Circular Logic: Power Producers Get Shown the IBC Door

2021-01-11T17:37:59+05:30 September 11th, 2018|Insolvency and Bankruptcy Code|Comments Off on Circular Logic: Power Producers Get Shown the IBC Door

Out of the many relatable characters that appear in the pages of Charles Dickens’ writing, Mr. Micawber from David Copperfield has to be one of the most perfectly rendered. Micawber is desperately poor, but you wouldn’t know it if you encountered him in the street, spouting distilled wisdom and bearing his straitened circumstances with irrational optimism (“something will turn up”). As it happens, Mr. Micawber’s creditors don’t share his buoyancy, and he is eventually incarcerated in debtors’ prison.

Since the time the government opened up the sector for investment, the story of India’s private power producers has resembled that of Mr. Micawber – and they are about to be put into a modern day version of debtors’ prison, after the Allahabad High Court refused to spare them the ignominy of IBC proceedings.

A mix of government apathy, overregulation, adverse global headwinds and judicial activism by the Supreme Court has brought power generating companies to their knees, racking up breathtaking loan defaults and clogging up two sectors in their wake – the power sector and the financial sector.

The fight before the Allahabad High Court can be viewed as a battle between the power sector represented by the power companies, and the financial sector, in the form of the RBI.

The bone of contention was a 12th February 2018 circular issued by the RBI under the RBI Act, that makes it mandatory for banks to resolve NPAs of over Rs. 2,000 crores within 180 days, and file insolvency proceedings under the IBC if the timeline is not met.

The power companies sought an easing of this circular in their case, due to what they saw as the unique hurdles that had led them to stumble micawberishly into their loan defaults: a break in their access to coal caused by the Supreme Court’s sweeping 2014 order cancelling 204 coal block allocations, Coal India Limited’s strangulating monopoly over coal, woeful under-recoveries from discoms, and sluggish demand.

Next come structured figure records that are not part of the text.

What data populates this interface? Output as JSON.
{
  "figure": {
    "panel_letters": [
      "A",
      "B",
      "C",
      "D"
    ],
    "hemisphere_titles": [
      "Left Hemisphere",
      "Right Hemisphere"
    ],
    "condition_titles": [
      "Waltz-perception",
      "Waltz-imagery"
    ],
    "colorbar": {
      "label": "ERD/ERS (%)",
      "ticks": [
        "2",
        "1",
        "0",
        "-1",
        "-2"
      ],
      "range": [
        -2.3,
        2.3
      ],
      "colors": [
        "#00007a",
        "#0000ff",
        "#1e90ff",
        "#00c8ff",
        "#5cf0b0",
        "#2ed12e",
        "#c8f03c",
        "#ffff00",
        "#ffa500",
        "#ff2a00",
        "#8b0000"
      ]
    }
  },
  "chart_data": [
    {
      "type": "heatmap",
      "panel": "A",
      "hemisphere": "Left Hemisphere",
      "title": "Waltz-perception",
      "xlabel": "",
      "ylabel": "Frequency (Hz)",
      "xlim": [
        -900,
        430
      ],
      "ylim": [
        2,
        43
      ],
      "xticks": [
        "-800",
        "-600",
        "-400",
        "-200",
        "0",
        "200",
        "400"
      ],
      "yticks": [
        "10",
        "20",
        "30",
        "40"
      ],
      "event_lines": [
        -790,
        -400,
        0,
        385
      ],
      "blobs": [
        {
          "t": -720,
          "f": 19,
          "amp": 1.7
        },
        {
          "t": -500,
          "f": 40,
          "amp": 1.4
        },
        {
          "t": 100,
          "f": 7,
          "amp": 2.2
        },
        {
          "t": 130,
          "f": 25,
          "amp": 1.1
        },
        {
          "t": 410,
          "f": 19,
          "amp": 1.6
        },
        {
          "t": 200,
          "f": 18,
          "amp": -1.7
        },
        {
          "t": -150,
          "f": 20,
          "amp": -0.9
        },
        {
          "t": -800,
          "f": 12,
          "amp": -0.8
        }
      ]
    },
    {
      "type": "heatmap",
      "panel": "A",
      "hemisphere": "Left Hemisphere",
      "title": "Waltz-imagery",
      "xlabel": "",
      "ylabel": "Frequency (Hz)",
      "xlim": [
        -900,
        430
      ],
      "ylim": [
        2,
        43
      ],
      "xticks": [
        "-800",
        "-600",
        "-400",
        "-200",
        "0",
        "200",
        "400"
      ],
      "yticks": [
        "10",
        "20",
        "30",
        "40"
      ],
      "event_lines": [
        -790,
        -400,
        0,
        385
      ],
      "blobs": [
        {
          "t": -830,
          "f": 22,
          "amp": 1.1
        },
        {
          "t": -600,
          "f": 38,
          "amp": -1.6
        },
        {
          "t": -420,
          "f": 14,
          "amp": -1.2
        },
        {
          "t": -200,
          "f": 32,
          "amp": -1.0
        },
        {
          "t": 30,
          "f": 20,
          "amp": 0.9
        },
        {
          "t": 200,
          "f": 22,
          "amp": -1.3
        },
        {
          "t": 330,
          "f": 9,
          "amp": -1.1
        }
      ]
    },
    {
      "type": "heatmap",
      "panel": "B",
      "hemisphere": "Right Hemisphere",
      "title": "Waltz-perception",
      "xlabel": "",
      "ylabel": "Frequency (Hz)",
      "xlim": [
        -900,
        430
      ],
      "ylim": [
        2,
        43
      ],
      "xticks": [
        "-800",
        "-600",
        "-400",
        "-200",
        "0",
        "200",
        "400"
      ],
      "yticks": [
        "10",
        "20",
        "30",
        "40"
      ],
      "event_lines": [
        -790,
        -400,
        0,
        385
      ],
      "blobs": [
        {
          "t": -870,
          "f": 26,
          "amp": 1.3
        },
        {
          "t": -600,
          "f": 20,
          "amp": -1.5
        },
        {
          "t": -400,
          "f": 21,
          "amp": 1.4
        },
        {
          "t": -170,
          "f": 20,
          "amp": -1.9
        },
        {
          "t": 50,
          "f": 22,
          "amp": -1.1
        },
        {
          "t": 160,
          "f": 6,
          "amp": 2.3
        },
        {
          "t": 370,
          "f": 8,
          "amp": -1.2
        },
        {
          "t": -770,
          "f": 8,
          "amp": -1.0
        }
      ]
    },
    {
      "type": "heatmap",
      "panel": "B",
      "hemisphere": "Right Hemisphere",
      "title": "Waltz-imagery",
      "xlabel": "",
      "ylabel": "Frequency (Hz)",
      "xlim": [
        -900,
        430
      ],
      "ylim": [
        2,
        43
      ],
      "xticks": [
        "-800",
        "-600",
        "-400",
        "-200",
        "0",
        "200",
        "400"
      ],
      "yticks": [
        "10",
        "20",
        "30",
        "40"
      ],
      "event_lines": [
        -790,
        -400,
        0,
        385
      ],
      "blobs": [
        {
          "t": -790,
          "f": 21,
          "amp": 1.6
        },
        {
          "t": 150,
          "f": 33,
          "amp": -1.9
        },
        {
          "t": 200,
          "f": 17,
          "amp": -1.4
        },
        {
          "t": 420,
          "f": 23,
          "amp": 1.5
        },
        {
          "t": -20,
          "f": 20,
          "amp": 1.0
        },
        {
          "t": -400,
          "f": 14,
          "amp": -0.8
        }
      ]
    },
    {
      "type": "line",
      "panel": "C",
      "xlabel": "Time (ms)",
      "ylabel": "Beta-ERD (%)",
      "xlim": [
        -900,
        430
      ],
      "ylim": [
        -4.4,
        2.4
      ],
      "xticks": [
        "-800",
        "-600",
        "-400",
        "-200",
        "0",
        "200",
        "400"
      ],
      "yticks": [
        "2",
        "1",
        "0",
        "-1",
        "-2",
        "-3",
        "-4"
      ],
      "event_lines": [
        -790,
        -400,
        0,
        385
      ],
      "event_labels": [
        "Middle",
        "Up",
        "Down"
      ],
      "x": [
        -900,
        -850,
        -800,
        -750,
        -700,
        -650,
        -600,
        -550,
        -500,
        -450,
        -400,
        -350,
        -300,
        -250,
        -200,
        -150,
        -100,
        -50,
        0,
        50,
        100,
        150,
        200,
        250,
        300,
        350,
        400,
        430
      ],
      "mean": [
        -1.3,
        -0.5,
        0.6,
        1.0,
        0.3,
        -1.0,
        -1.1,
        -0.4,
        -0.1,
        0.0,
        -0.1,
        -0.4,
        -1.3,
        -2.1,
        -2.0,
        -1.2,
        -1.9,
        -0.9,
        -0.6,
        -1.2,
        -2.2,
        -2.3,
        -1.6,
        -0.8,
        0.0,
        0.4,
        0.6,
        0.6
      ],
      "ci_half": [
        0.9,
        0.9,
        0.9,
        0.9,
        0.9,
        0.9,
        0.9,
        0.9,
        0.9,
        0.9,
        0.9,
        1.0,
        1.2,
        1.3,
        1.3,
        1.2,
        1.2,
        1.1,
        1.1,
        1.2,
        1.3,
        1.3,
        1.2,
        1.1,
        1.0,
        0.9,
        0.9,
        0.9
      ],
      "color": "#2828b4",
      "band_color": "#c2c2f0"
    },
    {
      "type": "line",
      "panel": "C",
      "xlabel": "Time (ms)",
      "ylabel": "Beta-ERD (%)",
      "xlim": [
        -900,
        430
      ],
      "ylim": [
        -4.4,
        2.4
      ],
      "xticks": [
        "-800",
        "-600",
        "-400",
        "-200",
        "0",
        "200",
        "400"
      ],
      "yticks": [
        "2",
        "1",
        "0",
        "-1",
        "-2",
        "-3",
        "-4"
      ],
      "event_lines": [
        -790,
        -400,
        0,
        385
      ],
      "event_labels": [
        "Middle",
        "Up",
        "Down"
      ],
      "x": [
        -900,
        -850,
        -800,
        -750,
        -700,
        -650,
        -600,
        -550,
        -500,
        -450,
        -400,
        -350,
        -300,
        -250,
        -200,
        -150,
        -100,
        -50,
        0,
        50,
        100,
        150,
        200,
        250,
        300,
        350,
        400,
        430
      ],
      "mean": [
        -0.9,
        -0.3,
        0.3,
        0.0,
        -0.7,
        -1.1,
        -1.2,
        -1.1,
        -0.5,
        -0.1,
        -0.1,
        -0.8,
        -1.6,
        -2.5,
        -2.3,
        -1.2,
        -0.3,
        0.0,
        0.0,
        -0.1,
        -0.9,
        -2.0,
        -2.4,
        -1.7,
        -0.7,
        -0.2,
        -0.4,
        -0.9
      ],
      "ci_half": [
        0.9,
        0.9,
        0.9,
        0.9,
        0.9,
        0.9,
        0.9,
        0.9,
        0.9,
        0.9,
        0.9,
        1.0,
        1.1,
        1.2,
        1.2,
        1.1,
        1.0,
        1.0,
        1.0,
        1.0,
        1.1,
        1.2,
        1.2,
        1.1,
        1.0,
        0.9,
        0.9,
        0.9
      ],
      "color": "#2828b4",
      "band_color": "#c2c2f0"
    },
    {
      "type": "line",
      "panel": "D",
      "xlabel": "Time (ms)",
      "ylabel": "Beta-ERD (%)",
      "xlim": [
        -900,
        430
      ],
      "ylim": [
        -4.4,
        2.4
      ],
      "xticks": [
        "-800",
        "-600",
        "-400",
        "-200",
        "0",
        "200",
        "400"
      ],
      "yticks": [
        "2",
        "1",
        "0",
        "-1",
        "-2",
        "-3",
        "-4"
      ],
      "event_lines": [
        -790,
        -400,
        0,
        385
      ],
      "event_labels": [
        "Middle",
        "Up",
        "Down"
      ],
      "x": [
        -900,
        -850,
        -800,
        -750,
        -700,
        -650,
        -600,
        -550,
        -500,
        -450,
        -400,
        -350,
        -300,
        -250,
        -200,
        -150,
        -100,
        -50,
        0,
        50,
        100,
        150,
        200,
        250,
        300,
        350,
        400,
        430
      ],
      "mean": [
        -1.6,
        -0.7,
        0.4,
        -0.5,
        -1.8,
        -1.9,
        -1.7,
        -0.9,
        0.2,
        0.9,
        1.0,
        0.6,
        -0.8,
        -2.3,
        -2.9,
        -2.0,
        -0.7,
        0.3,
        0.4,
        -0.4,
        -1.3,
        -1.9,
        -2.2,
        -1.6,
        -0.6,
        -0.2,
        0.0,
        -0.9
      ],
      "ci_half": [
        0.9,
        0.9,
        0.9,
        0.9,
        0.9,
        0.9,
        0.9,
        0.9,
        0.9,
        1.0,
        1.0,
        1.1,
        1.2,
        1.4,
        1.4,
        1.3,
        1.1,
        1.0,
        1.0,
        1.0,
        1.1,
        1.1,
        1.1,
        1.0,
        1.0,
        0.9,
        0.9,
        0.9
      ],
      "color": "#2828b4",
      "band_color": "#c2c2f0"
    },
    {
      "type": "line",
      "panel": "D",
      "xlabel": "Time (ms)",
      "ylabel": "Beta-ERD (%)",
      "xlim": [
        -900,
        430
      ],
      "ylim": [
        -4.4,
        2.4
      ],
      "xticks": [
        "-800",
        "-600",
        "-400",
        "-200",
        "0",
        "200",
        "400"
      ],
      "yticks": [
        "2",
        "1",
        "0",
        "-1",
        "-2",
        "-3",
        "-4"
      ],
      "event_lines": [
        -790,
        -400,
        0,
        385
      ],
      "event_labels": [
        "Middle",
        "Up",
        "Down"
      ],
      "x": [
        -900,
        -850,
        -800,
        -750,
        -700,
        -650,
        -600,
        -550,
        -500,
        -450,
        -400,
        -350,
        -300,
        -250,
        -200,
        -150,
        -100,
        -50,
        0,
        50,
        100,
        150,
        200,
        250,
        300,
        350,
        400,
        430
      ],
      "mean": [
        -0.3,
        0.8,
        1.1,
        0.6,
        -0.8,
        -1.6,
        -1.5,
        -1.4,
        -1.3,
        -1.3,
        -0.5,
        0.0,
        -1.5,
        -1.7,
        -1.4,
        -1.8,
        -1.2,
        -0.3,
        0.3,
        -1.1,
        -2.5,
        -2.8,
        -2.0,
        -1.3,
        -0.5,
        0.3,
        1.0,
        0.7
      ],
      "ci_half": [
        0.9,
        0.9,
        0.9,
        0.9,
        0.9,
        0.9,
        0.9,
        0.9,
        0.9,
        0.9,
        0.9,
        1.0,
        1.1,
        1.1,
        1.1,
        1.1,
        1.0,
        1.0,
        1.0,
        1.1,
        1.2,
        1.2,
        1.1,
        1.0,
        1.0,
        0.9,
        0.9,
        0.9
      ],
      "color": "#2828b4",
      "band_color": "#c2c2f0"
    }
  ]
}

The RBI, on the other hand, defended the circular by pointing to the outrageous NPA crisis in the banking system. Its lawyers informed the Court that total NPAs stand at about Rs. 11,00,000 crores, of which power sector NPAs alone make up for around Rs. 2,50,000 crores. These NPAs have been growing with each passing year, and are cancerous for the economy. Further, it was argued, the Insolvency and Bankruptcy Code doesn’t always kill the company; it often resolves insolvencies, only stripping away control of the company from its owners.

It was always going to be a tough one for the power producers. Despite the tendency of Indian courts to intervene in matters that are traditionally outside the domain of the judiciary, they have generally kept a respectful distance from economic legislation.

And so it turned out: the Court refused to grant any interim relief, citing the deferential treatment that courts give to RBI’s antidotes for economic crises.

Just like their shabby clothed, top-hatted literary equivalent, the power producers have been left staring at a long spell of misery. They will need a lot of Mr. Micawber’s sunny optimism to get past these gloomy times.